In mild-winter locations spined soldier bugs can be active throughout the year. Where winters are cold, adults overwinter in protected places, such as crevices of bark and in organic litter or other debris on the ground.

=== Economic importance ===
The spined soldier bug is a generalist predator that feeds on a wide range of insects, including many major crop pests—over 90 species across eight insect orders. Some of its common prey include the larvae of the Mexican bean beetle, European corn borer, diamondback moth, corn earworm, and Colorado potato beetle. When insect prey is scarce, it may feed on plant juices, though this does not seem to harm plants.

This bug is commonly found in various crops, such as alfalfa, apples, beans, celery, cotton, cucumbers, eggplant, onions, potatoes, soybeans, and tomatoes. Because of its effectiveness in controlling pests, P. maculiventris has been introduced in biological control programs outside North America, including eastern Europe and Russia. Its eggs are also sold commercially for pest control, particularly in heated greenhouses in Europe and North America. However, large-scale field use is often impractical due to the cost of mass production, and wild populations are usually not large enough to fully control pest outbreaks in the spring. To address this, pheromones have been used to attract and concentrate natural populations in target crops.

The spined soldier bug is a highly effective predator, with individual bugs recorded consuming over 100 late-instar fall armyworm larvae in a single season.
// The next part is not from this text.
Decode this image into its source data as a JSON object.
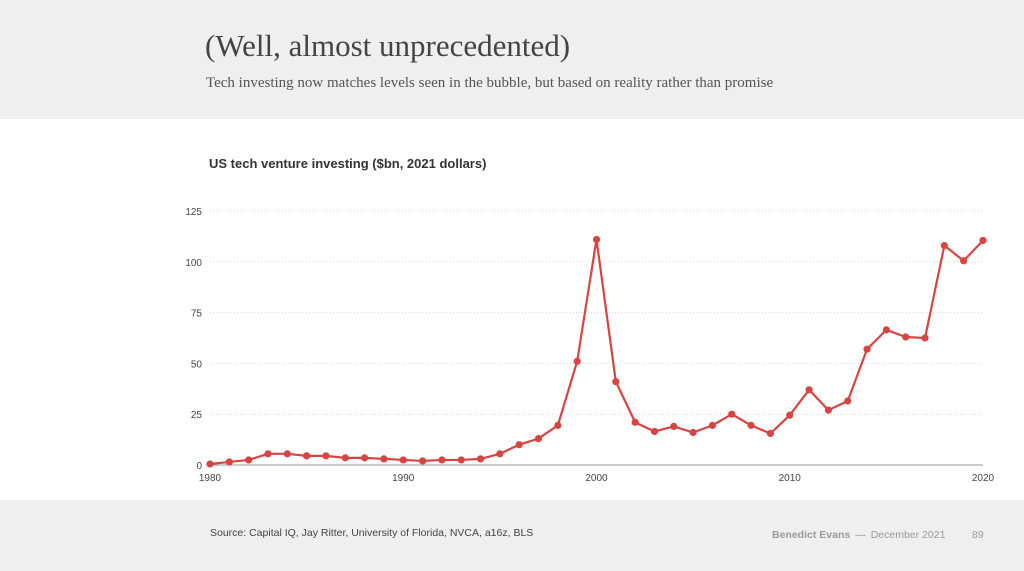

In Washington potato fields, large-scale releases of P. maculiventris, along with twospotted stink bugs, have reduced Colorado potato beetle infestations by up to 50%. While the species is sold commercially to control Mexican bean beetles, its effectiveness against this pest has yet to be confirmed in large-scale trials. To support its use in pest management, a commercially available pheromone has been developed to attract spined soldier bugs to crops. However, research has shown that P. maculiventris is more vulnerable than some of its prey to organophosphorous and carbamate insecticides, though it is less affected by pyrethroids. Certain insecticides, like diafenthiuron and diflubenzuron, are not highly toxic through residual contact but can be harmful when ingested in water. Additionally, pyriproxyfen and imidacloprid have been found to cause significant mortality in spined soldier bug populations, regardless of how exposure occurs.

== Etymology ==
Podisus maculiventris (Say, 1832) gets its name from the Latin word maculiventris, meaning "spotted belly," which refers to the ventral pattern found in females.